Au Café Allian, on partage les restes, on joue au billard, on fréquente le cercle ancien. Le chauffage est au bois. Les sonnettes relient les pièces. Tout est organisé, pensé, réglé.
Les prix donnent le vertige aujourd’hui, mais racontent une époque :
– café ou bock : 25 centimes
– vermouth : 2,50 francs le litre
– absinthe : 2,50 francs le demi-litre
La librairie Pinet devient un pilier du patrimoine urbain nyonsais. Sa clientèle va jusqu’à 80 km à la ronde, notamment pour les écoles. À l’arrière-boutique, on fabrique des cahiers cousus, on imprime cartes et faire-part.

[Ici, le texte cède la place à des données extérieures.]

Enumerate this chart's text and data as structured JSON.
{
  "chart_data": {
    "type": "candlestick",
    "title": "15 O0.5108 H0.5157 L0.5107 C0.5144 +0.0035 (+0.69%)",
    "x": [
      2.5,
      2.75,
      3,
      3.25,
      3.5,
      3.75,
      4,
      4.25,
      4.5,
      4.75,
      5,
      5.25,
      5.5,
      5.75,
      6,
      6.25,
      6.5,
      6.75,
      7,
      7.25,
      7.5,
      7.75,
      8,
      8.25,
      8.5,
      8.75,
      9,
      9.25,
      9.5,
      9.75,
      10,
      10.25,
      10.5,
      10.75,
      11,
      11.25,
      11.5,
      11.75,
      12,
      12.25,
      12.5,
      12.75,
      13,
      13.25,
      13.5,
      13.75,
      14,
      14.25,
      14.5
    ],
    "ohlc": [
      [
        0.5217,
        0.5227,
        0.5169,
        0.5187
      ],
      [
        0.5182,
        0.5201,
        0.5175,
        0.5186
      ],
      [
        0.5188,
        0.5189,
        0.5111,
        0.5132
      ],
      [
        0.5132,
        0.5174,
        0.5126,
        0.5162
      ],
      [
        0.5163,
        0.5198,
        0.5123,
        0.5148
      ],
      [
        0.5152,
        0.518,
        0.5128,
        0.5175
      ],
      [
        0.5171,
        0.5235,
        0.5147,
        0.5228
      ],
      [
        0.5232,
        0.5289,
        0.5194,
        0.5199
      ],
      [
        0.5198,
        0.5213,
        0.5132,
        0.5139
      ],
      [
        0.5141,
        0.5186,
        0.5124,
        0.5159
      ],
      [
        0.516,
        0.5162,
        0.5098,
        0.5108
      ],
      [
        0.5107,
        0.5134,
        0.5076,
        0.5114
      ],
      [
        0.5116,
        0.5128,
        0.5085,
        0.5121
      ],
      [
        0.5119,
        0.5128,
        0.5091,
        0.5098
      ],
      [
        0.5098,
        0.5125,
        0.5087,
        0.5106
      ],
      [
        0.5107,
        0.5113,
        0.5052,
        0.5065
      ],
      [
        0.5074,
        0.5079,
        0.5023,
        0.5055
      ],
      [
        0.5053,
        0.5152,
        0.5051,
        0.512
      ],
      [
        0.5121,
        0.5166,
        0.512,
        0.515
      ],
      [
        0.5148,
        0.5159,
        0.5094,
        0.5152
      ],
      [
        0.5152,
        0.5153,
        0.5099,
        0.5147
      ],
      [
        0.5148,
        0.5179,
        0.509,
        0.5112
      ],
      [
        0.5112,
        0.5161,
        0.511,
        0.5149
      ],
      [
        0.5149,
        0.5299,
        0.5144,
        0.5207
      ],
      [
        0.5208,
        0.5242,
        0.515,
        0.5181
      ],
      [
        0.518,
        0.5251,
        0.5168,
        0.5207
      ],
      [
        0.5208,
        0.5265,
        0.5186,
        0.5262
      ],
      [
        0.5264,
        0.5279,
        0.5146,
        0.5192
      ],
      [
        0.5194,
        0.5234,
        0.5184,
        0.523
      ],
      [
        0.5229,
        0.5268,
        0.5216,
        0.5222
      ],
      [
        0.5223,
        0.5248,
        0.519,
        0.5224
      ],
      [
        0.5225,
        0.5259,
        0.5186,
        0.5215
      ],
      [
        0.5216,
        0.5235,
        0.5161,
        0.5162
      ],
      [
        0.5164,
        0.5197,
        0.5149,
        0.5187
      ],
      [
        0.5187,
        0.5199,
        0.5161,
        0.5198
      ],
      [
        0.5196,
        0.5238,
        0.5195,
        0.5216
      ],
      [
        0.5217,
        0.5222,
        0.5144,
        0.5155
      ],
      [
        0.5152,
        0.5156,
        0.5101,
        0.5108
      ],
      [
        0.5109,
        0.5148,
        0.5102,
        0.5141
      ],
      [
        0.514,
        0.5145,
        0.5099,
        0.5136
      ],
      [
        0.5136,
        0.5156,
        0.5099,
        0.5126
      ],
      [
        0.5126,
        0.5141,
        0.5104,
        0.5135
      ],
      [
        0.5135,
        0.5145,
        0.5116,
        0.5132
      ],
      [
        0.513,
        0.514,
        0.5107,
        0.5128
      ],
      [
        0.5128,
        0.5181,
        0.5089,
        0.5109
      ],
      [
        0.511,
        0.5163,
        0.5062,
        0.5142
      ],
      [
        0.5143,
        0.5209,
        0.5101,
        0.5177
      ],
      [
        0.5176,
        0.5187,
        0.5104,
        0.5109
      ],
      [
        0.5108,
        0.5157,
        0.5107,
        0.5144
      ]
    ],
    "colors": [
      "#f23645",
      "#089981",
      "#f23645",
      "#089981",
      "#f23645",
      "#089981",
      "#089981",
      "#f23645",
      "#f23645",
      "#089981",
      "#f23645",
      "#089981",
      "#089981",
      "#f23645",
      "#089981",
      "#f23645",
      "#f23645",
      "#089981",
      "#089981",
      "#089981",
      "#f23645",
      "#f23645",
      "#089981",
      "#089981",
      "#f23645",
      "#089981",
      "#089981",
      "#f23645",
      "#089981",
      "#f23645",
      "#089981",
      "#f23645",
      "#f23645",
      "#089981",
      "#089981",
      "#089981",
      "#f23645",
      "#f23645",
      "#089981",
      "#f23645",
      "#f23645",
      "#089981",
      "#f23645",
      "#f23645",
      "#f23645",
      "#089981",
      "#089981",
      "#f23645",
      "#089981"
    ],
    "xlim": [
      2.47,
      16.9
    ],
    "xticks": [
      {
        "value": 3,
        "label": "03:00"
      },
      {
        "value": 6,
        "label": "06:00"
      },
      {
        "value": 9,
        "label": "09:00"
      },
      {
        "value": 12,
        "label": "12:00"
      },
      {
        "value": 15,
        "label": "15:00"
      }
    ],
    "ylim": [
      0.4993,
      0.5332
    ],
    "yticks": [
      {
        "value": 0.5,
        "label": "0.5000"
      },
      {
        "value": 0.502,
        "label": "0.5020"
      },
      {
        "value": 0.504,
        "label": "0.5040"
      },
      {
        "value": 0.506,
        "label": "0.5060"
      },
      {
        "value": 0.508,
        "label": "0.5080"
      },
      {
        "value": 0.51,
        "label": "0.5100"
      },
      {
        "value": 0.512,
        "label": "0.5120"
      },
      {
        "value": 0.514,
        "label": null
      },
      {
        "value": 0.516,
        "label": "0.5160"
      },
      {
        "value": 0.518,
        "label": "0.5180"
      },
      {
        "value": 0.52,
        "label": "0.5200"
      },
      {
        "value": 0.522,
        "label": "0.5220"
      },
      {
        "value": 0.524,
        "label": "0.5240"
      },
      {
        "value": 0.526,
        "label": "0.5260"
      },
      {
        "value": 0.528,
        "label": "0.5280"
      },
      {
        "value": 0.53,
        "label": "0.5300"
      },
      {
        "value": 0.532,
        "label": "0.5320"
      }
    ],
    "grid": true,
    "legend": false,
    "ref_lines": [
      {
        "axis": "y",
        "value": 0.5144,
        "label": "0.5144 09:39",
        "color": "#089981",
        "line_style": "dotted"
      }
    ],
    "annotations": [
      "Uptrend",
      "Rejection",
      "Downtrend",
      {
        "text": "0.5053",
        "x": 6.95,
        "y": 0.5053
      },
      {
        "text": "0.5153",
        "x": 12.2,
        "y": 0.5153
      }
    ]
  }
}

La logistique repose sur la gare PLM et sur le char à cheval de Poujoulat. Pendant la Première Guerre mondiale, puis à partir de 1931, Augusta Pinet tient la librairie. Une femme solide, respectée, indispensable à la vie locale.
Aujourd’hui, la librairie en est à sa troisième génération. Le monde a changé. Les commerces aussi. Mais quand on traverse le cœur ancien de Nyons, quand on marche sous les arcades, la mémoire populaire de Nyons est toujours là.
Les témoignages et souvenirs nyonsais circulent encore. Et tant qu’il restera quelqu’un pour les raconter, Nyons restera ce qu’elle a toujours été :
un village à taille humaine, profondément commerçant, profondément humain.